Trigonometric ratios and functions, the unit circle, inverse trig functions, identities, trig graphs, etc.
agenta1013
Posts: 7
Joined: Thu Oct 17, 2013 2:20 pm
Contact:

### Need some clarification on terminal points

I've gotten a few problems like these on homework and quizzes, and yet again no class or textbook demonstrations. Could someone help point me in the right direction for solving these?

1. Terminal point t is at point $(3/5,4/5)$ Compute the following:

$pi-t = (-3/5, 4/5)$

$-t = (3/5, -4/5)$

$pi+t = (-3/5, -4/5)$

$2pi+t = (3/5,4/5)$

If x and y are both positive, then:

$pi-t = (-x,y)$

$-t = (x, -y)$

$pi+t = (-x, -y)$

$2pi+t = (x,y)$

Any hints on how these change if x or y start out negative?

stapel_eliz
Posts: 1628
Joined: Mon Dec 08, 2008 4:22 pm
Contact:
1. Terminal point t is at point $(3/5,4/5)$ Compute the following:

$pi-t = (-3/5, 4/5)$

$-t = (3/5, -4/5)$

$pi+t = (-3/5, -4/5)$

$2pi+t = (3/5,4/5)$
Are the values after the "equals" signs meant to be the answers, so the "questions" were the parts before the "equals" signs? Is "t" a point or an angle measure? If the former, then expressions such as "$\pi\, -\, t$" have no meaning, since they represent an ordered pair being subtracted from a single numerical value (or else an angle measure, stated in radians). If the latter, then perhaps the original point is meant to be a representative point lying on the terminal side of the underlying angle. So maybe you're supposed to find the "corresponding" point for the listed angle values?

(By the way, if this exercise is representative of the "clarity" of your textbook, then it's no wonder you're a bit confused!)

If x and y are both positive, then:

$pi-t = (-x,y)$

$-t = (x, -y)$

$pi+t = (-x, -y)$

$2pi+t = (x,y)$
I think the basic idea is to move the point from quadrant to quadrant, based on the amount of change. Pi is halfway around the circle; 2pi is all the way 'round. So "pi - t" is "start at the positive x-axis, go around halfway to the negative x-axis, and then subtract backwards (toward Quadrant I) as far as the original terminal side had been from the positive x-axis". Similarly, "2pi + t" is "go all the way around, so you're right back where you started, and go as far around as the terminal side of the original angle, so you're right where the terminal side of t had been".

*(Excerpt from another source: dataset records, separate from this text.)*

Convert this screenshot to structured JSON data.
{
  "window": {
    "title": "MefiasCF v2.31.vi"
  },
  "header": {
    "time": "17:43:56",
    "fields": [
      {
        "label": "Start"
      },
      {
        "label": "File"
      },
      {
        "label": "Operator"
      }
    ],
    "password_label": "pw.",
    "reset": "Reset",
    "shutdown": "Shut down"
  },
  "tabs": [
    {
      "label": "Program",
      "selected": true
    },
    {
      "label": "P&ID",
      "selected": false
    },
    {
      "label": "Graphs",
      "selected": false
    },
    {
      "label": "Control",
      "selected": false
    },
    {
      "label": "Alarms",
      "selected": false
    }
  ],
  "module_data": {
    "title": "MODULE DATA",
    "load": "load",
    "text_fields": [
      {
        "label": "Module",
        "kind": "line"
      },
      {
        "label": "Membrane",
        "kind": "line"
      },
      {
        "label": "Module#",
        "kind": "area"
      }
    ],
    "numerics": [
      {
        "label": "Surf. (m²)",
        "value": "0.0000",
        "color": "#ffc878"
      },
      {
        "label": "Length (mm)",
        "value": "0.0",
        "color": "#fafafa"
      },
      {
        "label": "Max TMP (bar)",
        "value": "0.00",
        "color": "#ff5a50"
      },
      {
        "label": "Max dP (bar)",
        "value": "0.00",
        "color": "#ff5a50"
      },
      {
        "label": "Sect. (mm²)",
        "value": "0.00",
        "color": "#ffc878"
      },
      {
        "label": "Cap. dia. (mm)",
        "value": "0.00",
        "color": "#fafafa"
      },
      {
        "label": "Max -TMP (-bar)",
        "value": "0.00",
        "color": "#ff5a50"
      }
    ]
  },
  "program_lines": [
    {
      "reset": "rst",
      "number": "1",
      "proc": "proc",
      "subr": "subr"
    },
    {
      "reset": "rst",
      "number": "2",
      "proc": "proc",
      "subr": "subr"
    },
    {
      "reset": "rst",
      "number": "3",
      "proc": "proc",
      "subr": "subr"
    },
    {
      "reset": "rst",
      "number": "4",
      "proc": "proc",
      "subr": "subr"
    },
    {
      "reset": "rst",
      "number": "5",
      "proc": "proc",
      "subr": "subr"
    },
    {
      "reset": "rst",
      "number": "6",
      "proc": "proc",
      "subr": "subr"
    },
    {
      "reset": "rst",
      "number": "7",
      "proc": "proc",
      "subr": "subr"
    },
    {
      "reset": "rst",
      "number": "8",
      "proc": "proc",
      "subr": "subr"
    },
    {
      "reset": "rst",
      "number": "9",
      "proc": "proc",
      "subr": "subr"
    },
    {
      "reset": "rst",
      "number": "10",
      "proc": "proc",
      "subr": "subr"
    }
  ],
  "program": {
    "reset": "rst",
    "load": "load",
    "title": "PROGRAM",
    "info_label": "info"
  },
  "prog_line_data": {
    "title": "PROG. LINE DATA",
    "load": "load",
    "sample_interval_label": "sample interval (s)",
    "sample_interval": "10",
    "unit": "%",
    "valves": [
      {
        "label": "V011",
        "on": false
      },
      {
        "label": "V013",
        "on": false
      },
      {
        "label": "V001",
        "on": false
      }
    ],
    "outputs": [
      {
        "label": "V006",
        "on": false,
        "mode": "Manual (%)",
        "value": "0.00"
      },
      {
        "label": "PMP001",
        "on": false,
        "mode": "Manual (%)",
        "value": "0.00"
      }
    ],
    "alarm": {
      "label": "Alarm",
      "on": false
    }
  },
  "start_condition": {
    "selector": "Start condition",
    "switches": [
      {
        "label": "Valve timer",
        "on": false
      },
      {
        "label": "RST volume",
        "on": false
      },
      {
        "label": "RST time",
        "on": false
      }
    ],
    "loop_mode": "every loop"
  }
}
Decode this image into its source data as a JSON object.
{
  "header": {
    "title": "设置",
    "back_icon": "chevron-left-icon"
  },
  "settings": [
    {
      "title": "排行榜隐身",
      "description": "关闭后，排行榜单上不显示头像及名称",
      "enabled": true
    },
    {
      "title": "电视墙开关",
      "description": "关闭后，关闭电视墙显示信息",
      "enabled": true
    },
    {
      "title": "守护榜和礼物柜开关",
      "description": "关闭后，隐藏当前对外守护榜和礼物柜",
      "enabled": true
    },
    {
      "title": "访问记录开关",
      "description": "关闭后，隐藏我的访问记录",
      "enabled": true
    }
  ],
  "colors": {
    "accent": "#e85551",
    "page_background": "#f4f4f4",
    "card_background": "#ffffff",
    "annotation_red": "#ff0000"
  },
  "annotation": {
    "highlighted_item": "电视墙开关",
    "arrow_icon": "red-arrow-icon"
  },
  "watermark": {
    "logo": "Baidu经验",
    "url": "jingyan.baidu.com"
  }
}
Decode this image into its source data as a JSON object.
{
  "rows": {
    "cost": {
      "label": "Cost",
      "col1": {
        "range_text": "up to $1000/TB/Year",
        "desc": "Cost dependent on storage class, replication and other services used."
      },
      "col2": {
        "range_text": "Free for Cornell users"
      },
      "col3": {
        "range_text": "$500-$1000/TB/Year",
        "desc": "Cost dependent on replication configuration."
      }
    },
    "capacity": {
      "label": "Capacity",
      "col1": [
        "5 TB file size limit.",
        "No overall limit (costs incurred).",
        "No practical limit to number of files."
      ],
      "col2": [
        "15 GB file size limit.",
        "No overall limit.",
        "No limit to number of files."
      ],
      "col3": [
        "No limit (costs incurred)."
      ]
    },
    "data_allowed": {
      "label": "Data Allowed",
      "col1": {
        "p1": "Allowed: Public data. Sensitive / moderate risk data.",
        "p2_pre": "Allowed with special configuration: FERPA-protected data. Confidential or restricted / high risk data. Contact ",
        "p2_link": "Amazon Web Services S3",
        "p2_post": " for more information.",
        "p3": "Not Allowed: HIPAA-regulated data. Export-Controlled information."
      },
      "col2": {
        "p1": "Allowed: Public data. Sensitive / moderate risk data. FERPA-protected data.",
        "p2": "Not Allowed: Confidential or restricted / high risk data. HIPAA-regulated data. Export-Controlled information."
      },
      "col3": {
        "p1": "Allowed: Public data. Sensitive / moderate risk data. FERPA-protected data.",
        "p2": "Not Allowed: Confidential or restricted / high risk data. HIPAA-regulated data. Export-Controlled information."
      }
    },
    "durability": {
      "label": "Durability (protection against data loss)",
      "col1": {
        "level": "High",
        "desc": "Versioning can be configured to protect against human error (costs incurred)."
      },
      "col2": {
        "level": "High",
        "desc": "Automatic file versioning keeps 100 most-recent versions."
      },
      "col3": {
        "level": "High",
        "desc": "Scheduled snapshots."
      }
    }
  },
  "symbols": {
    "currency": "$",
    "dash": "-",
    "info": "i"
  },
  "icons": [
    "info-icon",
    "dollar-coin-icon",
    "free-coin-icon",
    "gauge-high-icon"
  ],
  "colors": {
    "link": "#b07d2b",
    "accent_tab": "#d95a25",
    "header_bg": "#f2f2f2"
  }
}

For x and y both positive, the terminal side of t (I'm assuming they meant t to be an angle measure, not a point) has to be in Quadrant I. As a result, -t must be in Quadrant IV, pi + t must be in Quadrant III, and pi - t must be in Quadrant II. So assign the signs as appropriate to the quadrant.
Any hints on how these change if x or y start out negative?
If they've both negative, then the point is in Quadrant III. Then -t must be in Quadrant II, pi - t must be in Quadrant IV, pi + t must be in Quadrant I, and 2pi + t must be in Quadrant III. Draw a picture, if you're not sure.